Abstract # 19:

Scheduled for Saturday, August 26, 2017 06:00 PM-08:00 PM: (National Ballroom AB) Poster Presentation


S. P. Flemming1, R. J. Adams1,2 and E. K. Hutchinson1,2
1Johns Hopkins School of Medicine, Research Animal Resources, Baltimore, MD 21205, USA, 2Johns Hopkins University School of Medicine, Department of Molecular and Comparative Pathobiology
     The Johns Hopkins University began developing an SPF Indian-origin rhesus macaque breeding colony in the early 1990’s to provide the University with a source of SPF Indian-origin rhesus. A shortage of breeding males resulted in harem groups either being combined, which often resulted in severe aggression and injuries, or harems went without a breeding male, negatively impacting the overall birth rate.

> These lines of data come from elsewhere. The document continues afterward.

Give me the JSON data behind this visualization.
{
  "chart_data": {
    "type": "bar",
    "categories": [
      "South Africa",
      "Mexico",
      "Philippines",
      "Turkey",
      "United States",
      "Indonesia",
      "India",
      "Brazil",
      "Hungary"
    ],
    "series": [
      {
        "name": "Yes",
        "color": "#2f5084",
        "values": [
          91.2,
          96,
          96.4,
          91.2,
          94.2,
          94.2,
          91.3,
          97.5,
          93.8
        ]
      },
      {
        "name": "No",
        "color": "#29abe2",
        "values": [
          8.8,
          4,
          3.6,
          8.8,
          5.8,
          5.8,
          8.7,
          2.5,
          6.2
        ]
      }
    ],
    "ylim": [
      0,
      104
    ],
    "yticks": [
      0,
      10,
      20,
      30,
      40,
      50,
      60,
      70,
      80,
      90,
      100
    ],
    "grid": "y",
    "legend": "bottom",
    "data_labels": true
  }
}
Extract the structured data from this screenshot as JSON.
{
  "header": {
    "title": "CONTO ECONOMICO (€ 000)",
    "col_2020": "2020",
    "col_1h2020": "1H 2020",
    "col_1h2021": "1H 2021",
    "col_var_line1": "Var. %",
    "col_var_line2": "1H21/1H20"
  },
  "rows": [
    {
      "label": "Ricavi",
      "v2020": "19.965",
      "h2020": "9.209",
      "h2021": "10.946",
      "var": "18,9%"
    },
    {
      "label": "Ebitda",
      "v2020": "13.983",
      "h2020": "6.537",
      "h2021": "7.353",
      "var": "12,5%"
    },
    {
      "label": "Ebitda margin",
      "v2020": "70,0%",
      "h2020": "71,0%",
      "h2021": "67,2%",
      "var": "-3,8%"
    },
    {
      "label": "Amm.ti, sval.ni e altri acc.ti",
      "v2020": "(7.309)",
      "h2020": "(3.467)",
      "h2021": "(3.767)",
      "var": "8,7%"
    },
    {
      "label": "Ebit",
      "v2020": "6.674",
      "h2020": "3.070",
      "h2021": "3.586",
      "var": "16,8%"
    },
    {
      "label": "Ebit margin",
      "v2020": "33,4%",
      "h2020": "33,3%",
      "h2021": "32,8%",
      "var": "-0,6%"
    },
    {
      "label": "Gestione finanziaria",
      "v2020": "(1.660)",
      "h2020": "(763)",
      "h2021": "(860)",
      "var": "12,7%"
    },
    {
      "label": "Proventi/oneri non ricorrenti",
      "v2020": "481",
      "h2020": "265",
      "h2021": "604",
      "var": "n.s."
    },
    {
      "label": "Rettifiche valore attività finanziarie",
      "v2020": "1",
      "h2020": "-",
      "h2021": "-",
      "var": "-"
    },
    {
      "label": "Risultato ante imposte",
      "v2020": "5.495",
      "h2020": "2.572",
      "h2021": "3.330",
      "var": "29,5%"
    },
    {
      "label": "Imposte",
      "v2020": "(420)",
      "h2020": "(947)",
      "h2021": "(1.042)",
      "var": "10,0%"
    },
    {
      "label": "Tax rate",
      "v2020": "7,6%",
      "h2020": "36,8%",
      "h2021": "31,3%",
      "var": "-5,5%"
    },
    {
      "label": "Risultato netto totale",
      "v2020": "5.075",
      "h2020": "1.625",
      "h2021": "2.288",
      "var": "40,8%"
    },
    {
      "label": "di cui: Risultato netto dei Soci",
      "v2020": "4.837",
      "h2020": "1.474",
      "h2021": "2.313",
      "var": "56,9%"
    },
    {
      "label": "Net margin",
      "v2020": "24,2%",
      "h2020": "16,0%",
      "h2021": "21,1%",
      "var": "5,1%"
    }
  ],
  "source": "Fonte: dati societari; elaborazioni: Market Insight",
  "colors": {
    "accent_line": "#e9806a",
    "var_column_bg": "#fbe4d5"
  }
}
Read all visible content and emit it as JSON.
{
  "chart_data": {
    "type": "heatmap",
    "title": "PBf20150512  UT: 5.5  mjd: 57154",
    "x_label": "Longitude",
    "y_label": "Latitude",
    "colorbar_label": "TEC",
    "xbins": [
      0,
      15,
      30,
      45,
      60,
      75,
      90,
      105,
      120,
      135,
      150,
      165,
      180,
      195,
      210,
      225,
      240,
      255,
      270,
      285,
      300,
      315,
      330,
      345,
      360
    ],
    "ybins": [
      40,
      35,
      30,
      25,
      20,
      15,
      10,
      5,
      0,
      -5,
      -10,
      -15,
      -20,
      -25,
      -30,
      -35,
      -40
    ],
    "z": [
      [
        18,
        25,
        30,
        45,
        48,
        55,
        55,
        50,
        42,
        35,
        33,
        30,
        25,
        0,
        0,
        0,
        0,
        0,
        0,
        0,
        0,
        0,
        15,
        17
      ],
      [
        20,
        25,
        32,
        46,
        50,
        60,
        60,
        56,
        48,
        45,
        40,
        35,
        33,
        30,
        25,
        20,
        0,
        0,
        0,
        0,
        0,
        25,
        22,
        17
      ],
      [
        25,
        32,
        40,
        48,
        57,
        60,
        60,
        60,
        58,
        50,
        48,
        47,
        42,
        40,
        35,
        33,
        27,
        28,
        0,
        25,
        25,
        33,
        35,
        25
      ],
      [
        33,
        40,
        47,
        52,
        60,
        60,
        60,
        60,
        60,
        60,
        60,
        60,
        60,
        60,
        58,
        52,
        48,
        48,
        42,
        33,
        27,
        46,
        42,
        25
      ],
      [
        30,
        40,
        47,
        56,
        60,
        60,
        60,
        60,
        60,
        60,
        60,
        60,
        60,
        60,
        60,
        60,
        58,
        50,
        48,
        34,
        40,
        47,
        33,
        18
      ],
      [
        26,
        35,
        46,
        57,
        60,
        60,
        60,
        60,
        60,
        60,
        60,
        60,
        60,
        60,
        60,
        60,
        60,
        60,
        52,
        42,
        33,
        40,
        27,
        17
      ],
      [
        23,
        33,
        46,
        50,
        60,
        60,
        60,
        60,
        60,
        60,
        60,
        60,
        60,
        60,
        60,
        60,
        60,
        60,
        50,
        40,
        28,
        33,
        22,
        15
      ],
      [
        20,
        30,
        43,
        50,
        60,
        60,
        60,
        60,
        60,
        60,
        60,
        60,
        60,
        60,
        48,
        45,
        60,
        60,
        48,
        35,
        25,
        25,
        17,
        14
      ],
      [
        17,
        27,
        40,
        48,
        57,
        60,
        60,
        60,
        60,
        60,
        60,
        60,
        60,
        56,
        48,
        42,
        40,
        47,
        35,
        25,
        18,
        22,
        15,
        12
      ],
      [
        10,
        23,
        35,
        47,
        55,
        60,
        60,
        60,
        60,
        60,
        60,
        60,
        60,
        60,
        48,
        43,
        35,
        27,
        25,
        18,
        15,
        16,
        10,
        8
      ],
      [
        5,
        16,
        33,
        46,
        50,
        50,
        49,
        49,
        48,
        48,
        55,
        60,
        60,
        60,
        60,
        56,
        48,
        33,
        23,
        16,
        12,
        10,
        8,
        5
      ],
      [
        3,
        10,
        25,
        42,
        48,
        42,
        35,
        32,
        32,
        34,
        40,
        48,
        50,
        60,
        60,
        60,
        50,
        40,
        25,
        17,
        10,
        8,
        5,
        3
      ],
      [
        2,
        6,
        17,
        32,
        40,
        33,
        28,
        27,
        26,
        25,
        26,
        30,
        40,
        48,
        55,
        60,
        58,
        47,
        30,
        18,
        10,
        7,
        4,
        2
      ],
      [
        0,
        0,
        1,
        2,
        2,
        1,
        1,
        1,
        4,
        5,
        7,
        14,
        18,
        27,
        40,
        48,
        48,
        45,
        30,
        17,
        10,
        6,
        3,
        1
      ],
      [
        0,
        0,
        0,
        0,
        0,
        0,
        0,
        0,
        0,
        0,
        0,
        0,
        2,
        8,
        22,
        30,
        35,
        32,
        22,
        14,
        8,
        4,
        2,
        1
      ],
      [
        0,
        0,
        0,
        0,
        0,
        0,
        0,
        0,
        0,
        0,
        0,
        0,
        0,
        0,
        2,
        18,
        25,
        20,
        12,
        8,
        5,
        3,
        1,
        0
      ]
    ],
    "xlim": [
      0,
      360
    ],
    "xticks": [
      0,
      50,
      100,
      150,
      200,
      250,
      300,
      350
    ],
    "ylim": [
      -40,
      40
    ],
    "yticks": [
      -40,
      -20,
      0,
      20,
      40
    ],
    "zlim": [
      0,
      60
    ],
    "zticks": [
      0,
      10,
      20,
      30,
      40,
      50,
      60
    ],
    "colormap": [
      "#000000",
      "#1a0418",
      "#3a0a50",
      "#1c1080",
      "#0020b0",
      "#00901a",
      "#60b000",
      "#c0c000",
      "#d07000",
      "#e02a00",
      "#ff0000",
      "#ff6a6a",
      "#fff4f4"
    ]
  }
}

To increase the percentage of females with access to adult males, we established a procedure of allowing five males to each access two harems throughout the breeding season. Our newly established procedure eliminated the need to combine harem groups and allowed greater amounts of females access to males; however, it was unclear whether this rotation would affect each male’s “sire conception rate” (SCR). Here we compared each male’s SCR for one to three years prior to establishing the alternating schedule to their SCR over two to three years during which each male was given access to two harems. The mean SCR in single-harem breeding seasons was 70.1% and 69.9% during alternating-harem breeding seasons, a statistically insignificant difference (p=0.974). SCR was stable across both conditions despite males accessing an average of 4.4 additional females during alternating-harem breeding seasons, producing an average of 4.2 additional offspring. This demonstrates that alternating males between harems is an effective breeding management tool in the face of limited male stock.